В какой-то момент я глянул вниз и увидел крошечное существо, ползущее по предплечью. Я понятия не имел, что это за живность, хотя впервые в жизни не испытал желания избавиться немедленно от общества насекомого. Я наблюдал, как оно медленно продвигается к сгибу моего локтя, гадая о его намерениях, если таковые вообще были, пока вдруг мне не пришло в голову, что это может быть клещ. Я стряхнул его указательным пальцем, инстинктивно потирая ладонью освобожденный от насекомого участок предплечья. Всю неделю нашу группу одолевала вялотекущая истерия по поводу клещей. Нам советовали проверять себя утром и непосредственно перед сном, поскольку в этом районе было много оленей, а там, где были олени, водились и клещи, а там, где были клещи, была и болезнь Лайма, случаи которой, как я читал, участились с 1990-х годов в результате изменения климата. Перед поездкой я собрал кое-какую информацию о клещах и посмотрел видео о них. Во многих отношениях они были удивительными созданиями. Они чувствуют присутствие людей и других крупных животных по углекислому газу. Как только эти насекомые приземляются на кожу, они ползают какое-то время в поисках подходящего места, чтобы проникнуть через верхние слои дермы и начать питаться. В отличие от комаров, трапеза которых длится не более нескольких секунд, клещи не торопятся. У них уходит час или два на то, чтобы выбрать нужное место. Они ведут себя как привередливые туристы, у которых много свободного времени и которые никак не могут решить, где они хотят поесть. Большинство клещей, как я узнал, живут около трех лет и питаются только три раза в жизни – по одному разу в каждую стадию развития: личинка, нимфа, взрослое насекомое. Этот факт, по-моему, полностью оправдывал их чрезмерную привередливость. Как только клещ устраивается на нужном месте, он выдвигает свое сложное пищевое снаряжение – два набора крючковатых хоботков, которыми он вонзается в кожу хозяина, раздвигая плоть и удерживая ее, чтобы позволить войти гипостому. Это позволяет клещу закрепиться в человеческой плоти, чтобы добыть кровь, которой он не дает свертываться, выделяя антикоагулянт домашнего приготовления. Если клещ не обнаружен, он так и остается сидеть в месте прикрепления, обжираясь и раздуваясь до гигантских размеров, в течение трех дней. После он просто скатывается и отправляется по своим делам.

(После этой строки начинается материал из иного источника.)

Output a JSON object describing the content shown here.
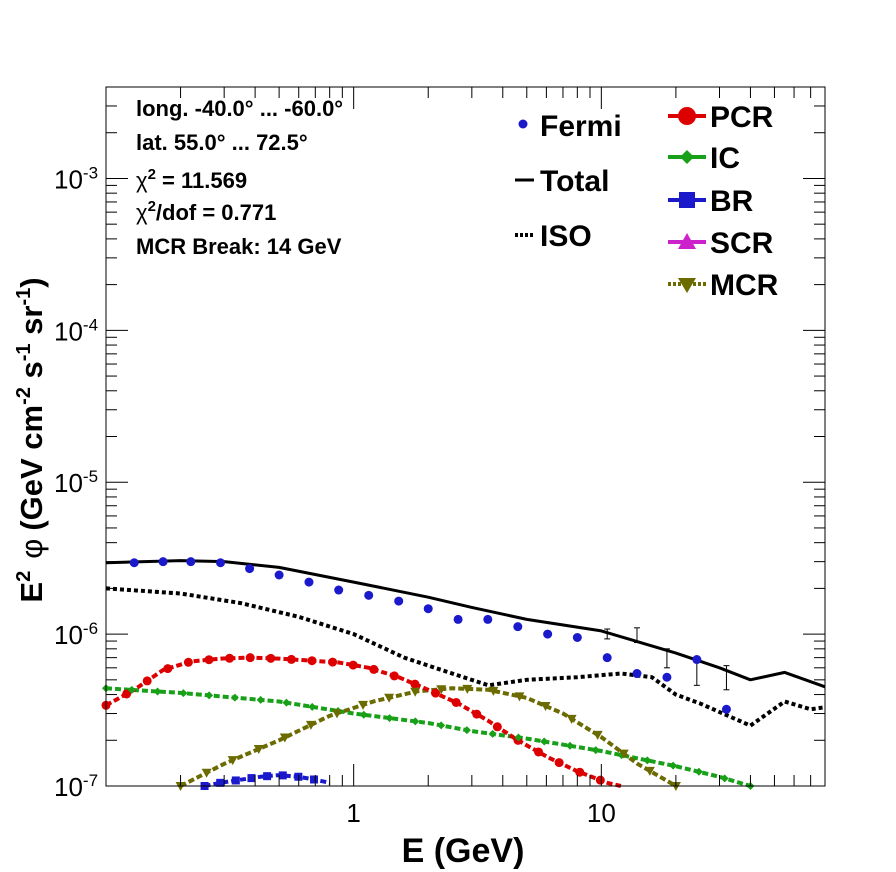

Хотя я ни в коем случае не стремился стать хозяином такого существа – и еще меньше стремился обрести болезнь Лайма с ее лихорадкой, параличом лица и изнурительными «ломками», – я испытывал сочувствие и уважение к методам выживания клеща.

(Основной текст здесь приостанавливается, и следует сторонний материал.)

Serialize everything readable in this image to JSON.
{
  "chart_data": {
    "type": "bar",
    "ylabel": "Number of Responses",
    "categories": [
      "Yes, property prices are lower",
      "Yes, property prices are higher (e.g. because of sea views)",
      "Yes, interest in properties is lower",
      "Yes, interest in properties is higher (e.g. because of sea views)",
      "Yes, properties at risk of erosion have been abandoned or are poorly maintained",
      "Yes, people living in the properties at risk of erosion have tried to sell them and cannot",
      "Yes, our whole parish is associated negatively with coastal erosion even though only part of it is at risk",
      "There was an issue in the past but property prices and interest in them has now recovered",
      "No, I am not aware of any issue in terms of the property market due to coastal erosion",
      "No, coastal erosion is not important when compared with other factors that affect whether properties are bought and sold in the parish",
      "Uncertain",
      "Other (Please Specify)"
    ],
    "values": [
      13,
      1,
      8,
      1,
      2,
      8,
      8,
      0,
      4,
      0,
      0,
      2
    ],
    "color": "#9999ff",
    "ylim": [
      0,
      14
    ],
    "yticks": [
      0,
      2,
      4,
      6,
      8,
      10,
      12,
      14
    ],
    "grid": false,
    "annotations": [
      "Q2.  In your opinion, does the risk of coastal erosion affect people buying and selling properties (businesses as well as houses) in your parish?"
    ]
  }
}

Мне всегда казалось, что нам, людям, подобает, пусть нехотя, но все же с некоторой долей восхищения смотреть на более скромных паразитов. Их отношение к нам разительно похоже на наше собственное отношение к миру.
Рассмотрим комара, статистически единственного животного, более смертоносного для людей, чем мы сами для себя, – из-за этих насекомых случается вдвое больше смертей во всем мире, чем в результате убийств. Комары имеют против нас не больше, чем имеем мы против бесчисленных видов, которые вымерли из-за охоты или разрушения нами среды обитания. У нас просто есть то, что им нужно для жизни – кровь. И средства, которыми они извлекают ее из нас, кажутся мне сверхъестественно схожими с тем, как мы сами извлекаем минералы из Земли. Если посмотреть макровидео, на котором комар кусает человека, видно, что его хоботок – это целый механизм из зазубренных игл для разрезания плоти и закрепления в ней хоботка, и все это очень напоминает сложный процесс горнодобычи. Комары, клещи и другие кровососущие насекомые, подумал я, с тревогой проверяя себя на наличие других существ, которые покушаются на драгоценный нектар под моей кожей, – это наши темные двойники, наши братья по ухищрениям и разрушению.